Ein weiteres Beispiel für das Zusammenspiel zwischen ästhetischem und sprachlichem Ausdruck – also zwischen Delpire und Wolgensinger – sind aufklappbare Prospekte zu 2CV und Kastenente in Bierdeckelgröße die ab 1965 erscheinen. Abgesehen von Titel und Rücktitel wird kein einziges Foto verwendet. Doch die exakt in 2CV-Form konturrierten Leporellos gehören europaweit zu den bekanntesten 2CV-Werbungen überhaupt. Ganz im Gegensatz dazu setzt ein 1966 erscheinender 2CV-Prospekt auf die Ausdrucksstärke wunderbarer Farbfotografien. Sie zeigen im Stil eines teilweise handschriftlich abgefassten Tagebuches romantische Eindrücke einer Reise zweier Verliebter durch Tunesien.
 

 1976 verabschiedet sich Robert Delpire von seiner Werbeagentur und widmet sich fortan und bis an sein Lebensende nur noch der Fotografie. In Werbeagent Jacques Séguéla – dem 2CV-Weltreisenden von 1954 und späteren Delpire-Mitarbeiter – findet Bob einen würdigen Käufer für seine Agentur Delpire Publicité. Séguéla entwickelt seine Agentur zusammen Partnern (Bernard Roux, Alain Cayzac und Jean-Michel Goudard) zur bekannten EURO RSCG, die weiterhin für Citroën (später auch PSA) Werbung macht. 1996 wird EURO RSCG Teil der Havas Gruppe, heute die größte Werbeagentur Frankreichs und Nummer 6 weltweit.
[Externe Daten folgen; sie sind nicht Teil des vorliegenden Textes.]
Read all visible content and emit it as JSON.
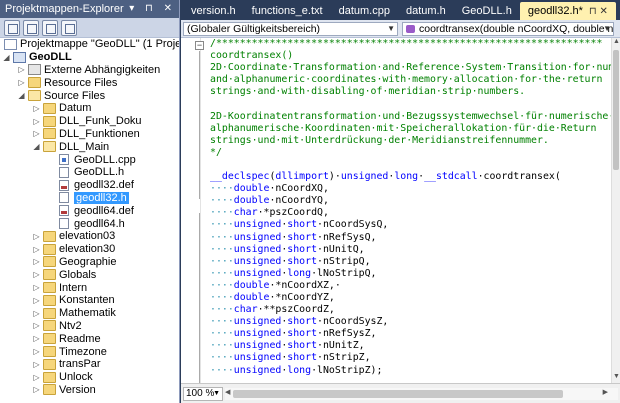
{
  "explorer": {
    "title": "Projektmappen-Explorer",
    "title_buttons": "▾ ⊓ ✕",
    "toolbar_buttons": [
      "properties-icon",
      "show-all-files-icon",
      "refresh-icon",
      "view-code-icon"
    ],
    "tree": [
      {
        "level": 0,
        "label": "Projektmappe \"GeoDLL\" (1 Projekt)",
        "icon": "solution",
        "expander": ""
      },
      {
        "level": 0,
        "label": "GeoDLL",
        "icon": "project",
        "expander": "◢",
        "bold": true
      },
      {
        "level": 1,
        "label": "Externe Abhängigkeiten",
        "icon": "refs",
        "expander": "▷"
      },
      {
        "level": 1,
        "label": "Resource Files",
        "icon": "folder",
        "expander": "▷"
      },
      {
        "level": 1,
        "label": "Source Files",
        "icon": "folder-open",
        "expander": "◢"
      },
      {
        "level": 2,
        "label": "Datum",
        "icon": "folder",
        "expander": "▷"
      },
      {
        "level": 2,
        "label": "DLL_Funk_Doku",
        "icon": "folder",
        "expander": "▷"
      },
      {
        "level": 2,
        "label": "DLL_Funktionen",
        "icon": "folder",
        "expander": "▷"
      },
      {
        "level": 2,
        "label": "DLL_Main",
        "icon": "folder-open",
        "expander": "◢"
      },
      {
        "level": 3,
        "label": "GeoDLL.cpp",
        "icon": "file-cpp",
        "expander": ""
      },
      {
        "level": 3,
        "label": "GeoDLL.h",
        "icon": "file",
        "expander": ""
      },
      {
        "level": 3,
        "label": "geodll32.def",
        "icon": "file-def",
        "expander": ""
      },
      {
        "level": 3,
        "label": "geodll32.h",
        "icon": "file",
        "expander": "",
        "selected": true
      },
      {
        "level": 3,
        "label": "geodll64.def",
        "icon": "file-def",
        "expander": ""
      },
      {
        "level": 3,
        "label": "geodll64.h",
        "icon": "file",
        "expander": ""
      },
      {
        "level": 2,
        "label": "elevation03",
        "icon": "folder",
        "expander": "▷"
      },
      {
        "level": 2,
        "label": "elevation30",
        "icon": "folder",
        "expander": "▷"
      },
      {
        "level": 2,
        "label": "Geographie",
        "icon": "folder",
        "expander": "▷"
      },
      {
        "level": 2,
        "label": "Globals",
        "icon": "folder",
        "expander": "▷"
      },
      {
        "level": 2,
        "label": "Intern",
        "icon": "folder",
        "expander": "▷"
      },
      {
        "level": 2,
        "label": "Konstanten",
        "icon": "folder",
        "expander": "▷"
      },
      {
        "level": 2,
        "label": "Mathematik",
        "icon": "folder",
        "expander": "▷"
      },
      {
        "level": 2,
        "label": "Ntv2",
        "icon": "folder",
        "expander": "▷"
      },
      {
        "level": 2,
        "label": "Readme",
        "icon": "folder",
        "expander": "▷"
      },
      {
        "level": 2,
        "label": "Timezone",
        "icon": "folder",
        "expander": "▷"
      },
      {
        "level": 2,
        "label": "transPar",
        "icon": "folder",
        "expander": "▷"
      },
      {
        "level": 2,
        "label": "Unlock",
        "icon": "folder",
        "expander": "▷"
      },
      {
        "level": 2,
        "label": "Version",
        "icon": "folder",
        "expander": "▷"
      }
    ]
  },
  "editor": {
    "tabs": [
      {
        "label": "version.h",
        "active": false
      },
      {
        "label": "functions_e.txt",
        "active": false
      },
      {
        "label": "datum.cpp",
        "active": false
      },
      {
        "label": "datum.h",
        "active": false
      },
      {
        "label": "GeoDLL.h",
        "active": false
      },
      {
        "label": "geodll32.h*",
        "active": true
      }
    ],
    "tab_pin": "⊓ ✕",
    "tab_overflow": "▾",
    "scope_dropdown": "(Globaler Gültigkeitsbereich)",
    "member_dropdown": "coordtransex(double nCoordXQ, double nCoordY",
    "zoom": "100 %",
    "code_lines": [
      [
        {
          "c": "c",
          "t": "/*****************************************************************"
        }
      ],
      [
        {
          "c": "c",
          "t": "coordtransex()"
        }
      ],
      [
        {
          "c": "c",
          "t": "2D·Coordinate·Transformation·and·Reference·System·Transition·for·numeric"
        }
      ],
      [
        {
          "c": "c",
          "t": "and·alphanumeric·coordinates·with·memory·allocation·for·the·return"
        }
      ],
      [
        {
          "c": "c",
          "t": "strings·and·with·disabling·of·meridian·strip·numbers."
        }
      ],
      [
        {
          "c": "c",
          "t": ""
        }
      ],
      [
        {
          "c": "c",
          "t": "2D-Koordinatentransformation·und·Bezugssystemwechsel·für·numerische·und"
        }
      ],
      [
        {
          "c": "c",
          "t": "alphanumerische·Koordinaten·mit·Speicherallokation·für·die·Return"
        }
      ],
      [
        {
          "c": "c",
          "t": "strings·und·mit·Unterdrückung·der·Meridianstreifennummer."
        }
      ],
      [
        {
          "c": "c",
          "t": "*/"
        }
      ],
      [
        {
          "c": "t",
          "t": ""
        }
      ],
      [
        {
          "c": "k",
          "t": "__declspec"
        },
        {
          "c": "t",
          "t": "("
        },
        {
          "c": "k",
          "t": "dllimport"
        },
        {
          "c": "t",
          "t": ")·"
        },
        {
          "c": "k",
          "t": "unsigned"
        },
        {
          "c": "t",
          "t": "·"
        },
        {
          "c": "k",
          "t": "long"
        },
        {
          "c": "t",
          "t": "·"
        },
        {
          "c": "k",
          "t": "__stdcall"
        },
        {
          "c": "t",
          "t": "·coordtransex("
        }
      ],
      [
        {
          "c": "ws",
          "t": "····"
        },
        {
          "c": "k",
          "t": "double"
        },
        {
          "c": "t",
          "t": "·nCoordXQ,"
        }
      ],
      [
        {
          "c": "ws",
          "t": "····"
        },
        {
          "c": "k",
          "t": "double"
        },
        {
          "c": "t",
          "t": "·nCoordYQ,"
        }
      ],
      [
        {
          "c": "ws",
          "t": "····"
        },
        {
          "c": "k",
          "t": "char"
        },
        {
          "c": "t",
          "t": "·*pszCoordQ,"
        }
      ],
      [
        {
          "c": "ws",
          "t": "····"
        },
        {
          "c": "k",
          "t": "unsigned"
        },
        {
          "c": "t",
          "t": "·"
        },
        {
          "c": "k",
          "t": "short"
        },
        {
          "c": "t",
          "t": "·nCoordSysQ,"
        }
      ],
      [
        {
          "c": "ws",
          "t": "····"
        },
        {
          "c": "k",
          "t": "unsigned"
        },
        {
          "c": "t",
          "t": "·"
        },
        {
          "c": "k",
          "t": "short"
        },
        {
          "c": "t",
          "t": "·nRefSysQ,"
        }
      ],
      [
        {
          "c": "ws",
          "t": "····"
        },
        {
          "c": "k",
          "t": "unsigned"
        },
        {
          "c": "t",
          "t": "·"
        },
        {
          "c": "k",
          "t": "short"
        },
        {
          "c": "t",
          "t": "·nUnitQ,"
        }
      ],
      [
        {
          "c": "ws",
          "t": "····"
        },
        {
          "c": "k",
          "t": "unsigned"
        },
        {
          "c": "t",
          "t": "·"
        },
        {
          "c": "k",
          "t": "short"
        },
        {
          "c": "t",
          "t": "·nStripQ,"
        }
      ],
      [
        {
          "c": "ws",
          "t": "····"
        },
        {
          "c": "k",
          "t": "unsigned"
        },
        {
          "c": "t",
          "t": "·"
        },
        {
          "c": "k",
          "t": "long"
        },
        {
          "c": "t",
          "t": "·lNoStripQ,"
        }
      ],
      [
        {
          "c": "ws",
          "t": "····"
        },
        {
          "c": "k",
          "t": "double"
        },
        {
          "c": "t",
          "t": "·*nCoordXZ,·"
        }
      ],
      [
        {
          "c": "ws",
          "t": "····"
        },
        {
          "c": "k",
          "t": "double"
        },
        {
          "c": "t",
          "t": "·*nCoordYZ,"
        }
      ],
      [
        {
          "c": "ws",
          "t": "····"
        },
        {
          "c": "k",
          "t": "char"
        },
        {
          "c": "t",
          "t": "·**pszCoordZ,"
        }
      ],
      [
        {
          "c": "ws",
          "t": "····"
        },
        {
          "c": "k",
          "t": "unsigned"
        },
        {
          "c": "t",
          "t": "·"
        },
        {
          "c": "k",
          "t": "short"
        },
        {
          "c": "t",
          "t": "·nCoordSysZ,"
        }
      ],
      [
        {
          "c": "ws",
          "t": "····"
        },
        {
          "c": "k",
          "t": "unsigned"
        },
        {
          "c": "t",
          "t": "·"
        },
        {
          "c": "k",
          "t": "short"
        },
        {
          "c": "t",
          "t": "·nRefSysZ,"
        }
      ],
      [
        {
          "c": "ws",
          "t": "····"
        },
        {
          "c": "k",
          "t": "unsigned"
        },
        {
          "c": "t",
          "t": "·"
        },
        {
          "c": "k",
          "t": "short"
        },
        {
          "c": "t",
          "t": "·nUnitZ,"
        }
      ],
      [
        {
          "c": "ws",
          "t": "····"
        },
        {
          "c": "k",
          "t": "unsigned"
        },
        {
          "c": "t",
          "t": "·"
        },
        {
          "c": "k",
          "t": "short"
        },
        {
          "c": "t",
          "t": "·nStripZ,"
        }
      ],
      [
        {
          "c": "ws",
          "t": "····"
        },
        {
          "c": "k",
          "t": "unsigned"
        },
        {
          "c": "t",
          "t": "·"
        },
        {
          "c": "k",
          "t": "long"
        },
        {
          "c": "t",
          "t": "·lNoStripZ);"
        }
      ],
      [
        {
          "c": "t",
          "t": ""
        }
      ],
      [
        {
          "c": "c",
          "t": "/*****************************************************************"
        }
      ]
    ]
  },
  "colors": {
    "chrome": "#2b3c59",
    "active_tab": "#fff1b0",
    "comment": "#008000",
    "keyword": "#0000ff",
    "selection": "#3399ff"
  }
}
Robert Delpire ist am 26. September 2017 im Alter von 91 Jahren in Paris verstorben.
 

Wer sich noch weitergehend mit Robert Delpire und seinen Arbeiten für die ewig junge Citroën Werbung beschäftigen möchte, sollte sich unbedingt das schon 1999 erschienene und aus Sicht eines Insiders geschriebene Buch 80 ans de publicité Citroën et toujours 20 ans von Jacques Séguéla beschaffen.